ChatGPT is just one example where the adoption of new technology creates new issues to consider. 

“It’s a powerful tool but cannot be readily deployed without considering data privacy regulations,” says Hasslund. “Companies need to build integrations and use their own AI model, ensuring compliance with privacy standards.” 

“Closely related to these risks are issues of ethical AI use,” adds Lilian Boyer, IT and Risk Advisory manager at RSM France. “Questions around algorithmic biases (potentially leading to claims of discriminatory practices), appropriate uses for AI and ownership of intellectual property abound. Businesses cannot simply outsource these issues, for which the industry often has yet to find satisfactory answers.” 

“More broadly, investments in digital transformation often supplement rather than replace existing solutions,” according to Hasslund. “Organisations have adopted cloud-based solutions and new technology for some aspects but retain legacy systems. That leads to a ‘hybrid’ model and hampers the embrace of modern thinking regarding the network and security,” he says. 

This risk must be carefully managed, but practice varies. As Phil Crosby, Director at RSM Channel Islands says, there’s little consistency. “Larger and non-locally owned businesses can have sophisticated infrastructures and digital paths, but others may not have any clear plan.” 

What is clear for all, though, is that the reliance on different third-party providers can create issues of its own. 

“One of the key risks is the complexity of multivendor management. As businesses adopt various digital tools and solutions from different vendors, integrating and managing these technologies cohesively can be challenging,” says Segnalini. The use of multiple vendors can lead to compatibility issues, data silos, and difficulties in implementing a unified digital strategy. 

“Moreover, businesses need to consider the scalability of their digital infrastructure to accommodate future growth and technology advancements,” he adds. “Failure to plan for scalability may result in system inefficiencies and a need for costly reconfigurations.” 

José Pedro Gonçalves, partner at RSM Portugal, agrees: “Many organisations have invested in new technologies, creating extremely complex and differentiated computer architectures. This fact has increased business risks at various levels,” he says. 

Digital Transformation: skills shortage, implementation delays, and risk management 

Taking time to get digital transformation right 

It is important to take time to make the right decisions which is made more difficult by a lack of skills within a business, which is the very reason many look to outside providers for technology support. 
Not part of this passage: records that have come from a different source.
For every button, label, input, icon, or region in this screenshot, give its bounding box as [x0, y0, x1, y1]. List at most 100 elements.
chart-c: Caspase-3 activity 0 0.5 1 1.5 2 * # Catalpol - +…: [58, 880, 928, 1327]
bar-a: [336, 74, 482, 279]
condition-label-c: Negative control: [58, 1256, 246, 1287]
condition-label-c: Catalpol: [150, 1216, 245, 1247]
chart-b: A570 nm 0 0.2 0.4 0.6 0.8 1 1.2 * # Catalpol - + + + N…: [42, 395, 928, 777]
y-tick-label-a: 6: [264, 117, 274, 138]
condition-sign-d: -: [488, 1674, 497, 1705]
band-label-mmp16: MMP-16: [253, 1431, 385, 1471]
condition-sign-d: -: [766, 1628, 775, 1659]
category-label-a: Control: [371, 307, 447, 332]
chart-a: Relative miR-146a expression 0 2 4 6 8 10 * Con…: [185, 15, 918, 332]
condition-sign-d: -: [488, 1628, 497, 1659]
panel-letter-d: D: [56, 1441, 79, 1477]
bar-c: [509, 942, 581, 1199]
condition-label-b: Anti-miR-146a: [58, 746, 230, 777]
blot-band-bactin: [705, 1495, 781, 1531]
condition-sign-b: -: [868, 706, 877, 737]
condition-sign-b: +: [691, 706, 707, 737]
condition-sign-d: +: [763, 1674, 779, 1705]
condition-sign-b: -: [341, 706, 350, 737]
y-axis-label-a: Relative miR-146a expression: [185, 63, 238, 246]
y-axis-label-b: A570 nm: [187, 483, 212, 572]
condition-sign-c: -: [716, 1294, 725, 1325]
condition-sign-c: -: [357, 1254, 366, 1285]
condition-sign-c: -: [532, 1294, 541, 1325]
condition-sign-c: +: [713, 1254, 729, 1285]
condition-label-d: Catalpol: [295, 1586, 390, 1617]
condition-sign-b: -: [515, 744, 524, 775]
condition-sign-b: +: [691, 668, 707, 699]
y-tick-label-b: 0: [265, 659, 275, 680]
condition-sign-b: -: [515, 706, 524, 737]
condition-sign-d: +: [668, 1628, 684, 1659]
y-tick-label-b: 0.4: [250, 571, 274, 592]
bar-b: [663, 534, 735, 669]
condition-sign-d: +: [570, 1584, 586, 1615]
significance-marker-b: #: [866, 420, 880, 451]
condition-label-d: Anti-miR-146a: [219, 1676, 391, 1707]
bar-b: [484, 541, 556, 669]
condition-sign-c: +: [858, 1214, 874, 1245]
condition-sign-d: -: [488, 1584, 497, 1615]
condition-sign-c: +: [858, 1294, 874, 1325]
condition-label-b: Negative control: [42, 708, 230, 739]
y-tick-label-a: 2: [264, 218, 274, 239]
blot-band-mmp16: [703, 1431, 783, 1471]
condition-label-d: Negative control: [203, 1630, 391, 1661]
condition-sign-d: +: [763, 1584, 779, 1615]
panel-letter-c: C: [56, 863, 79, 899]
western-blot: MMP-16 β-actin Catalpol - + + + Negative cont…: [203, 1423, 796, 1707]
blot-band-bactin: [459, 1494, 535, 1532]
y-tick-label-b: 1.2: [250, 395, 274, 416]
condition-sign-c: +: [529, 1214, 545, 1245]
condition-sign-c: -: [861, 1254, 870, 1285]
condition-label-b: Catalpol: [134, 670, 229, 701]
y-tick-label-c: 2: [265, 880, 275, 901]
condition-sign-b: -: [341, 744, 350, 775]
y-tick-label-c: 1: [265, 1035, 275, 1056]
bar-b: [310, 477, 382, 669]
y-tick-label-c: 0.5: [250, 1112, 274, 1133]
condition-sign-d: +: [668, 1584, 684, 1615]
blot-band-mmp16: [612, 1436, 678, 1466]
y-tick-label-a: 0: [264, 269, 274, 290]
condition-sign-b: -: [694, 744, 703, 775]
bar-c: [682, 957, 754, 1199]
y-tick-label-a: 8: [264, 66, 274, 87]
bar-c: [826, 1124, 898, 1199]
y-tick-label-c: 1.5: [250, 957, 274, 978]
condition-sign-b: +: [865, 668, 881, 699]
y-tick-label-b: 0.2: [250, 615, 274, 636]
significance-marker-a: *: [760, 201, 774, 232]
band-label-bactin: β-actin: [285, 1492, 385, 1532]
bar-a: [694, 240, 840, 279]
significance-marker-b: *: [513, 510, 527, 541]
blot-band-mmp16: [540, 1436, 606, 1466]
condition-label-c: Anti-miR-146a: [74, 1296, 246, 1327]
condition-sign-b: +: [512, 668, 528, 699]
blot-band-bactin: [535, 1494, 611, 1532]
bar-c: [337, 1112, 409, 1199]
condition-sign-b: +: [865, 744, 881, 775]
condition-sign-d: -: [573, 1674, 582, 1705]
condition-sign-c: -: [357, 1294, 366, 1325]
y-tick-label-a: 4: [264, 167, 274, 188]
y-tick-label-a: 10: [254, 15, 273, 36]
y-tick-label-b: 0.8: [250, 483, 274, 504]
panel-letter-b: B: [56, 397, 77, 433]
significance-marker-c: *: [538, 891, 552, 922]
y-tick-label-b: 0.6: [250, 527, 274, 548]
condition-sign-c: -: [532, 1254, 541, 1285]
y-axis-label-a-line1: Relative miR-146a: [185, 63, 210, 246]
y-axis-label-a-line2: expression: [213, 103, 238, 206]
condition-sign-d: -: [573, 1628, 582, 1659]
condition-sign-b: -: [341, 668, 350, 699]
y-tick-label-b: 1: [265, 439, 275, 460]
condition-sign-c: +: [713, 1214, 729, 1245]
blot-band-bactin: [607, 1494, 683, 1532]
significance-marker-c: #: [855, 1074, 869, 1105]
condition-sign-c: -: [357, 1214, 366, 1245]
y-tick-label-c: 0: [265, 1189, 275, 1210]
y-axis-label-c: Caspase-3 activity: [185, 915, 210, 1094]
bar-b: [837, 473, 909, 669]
“The personnel assigned to digital transformation are often very scarce due to the general shortage of staff and the high demand for experience in digital transformation,” says Alexander Sobanski, partner at RSM Germany. “This can sometimes lead to delays in implementation of projects.” 

Better a delay in implementation than facing the risk of getting it wrong. To manage these risks effectively requires a clear strategy and supporting infrastructure of the right processes, oversight and personnel. Companies can outsource the technology, but not the responsibility and need to understand the business, its processes and risk management. The danger is that in the rush to transform and capture the benefits of the technology, businesses can often forget this. 

As Gonçalves says: “In some cases, we’ve seen the proper mapping of business processes has been less thorough than in the past. That’s a dangerous development.” 

If businesses are to secure the benefits of the technology without coming undone with the risks, they should bear this in mind. For some, that may mean learning to walk before they can run.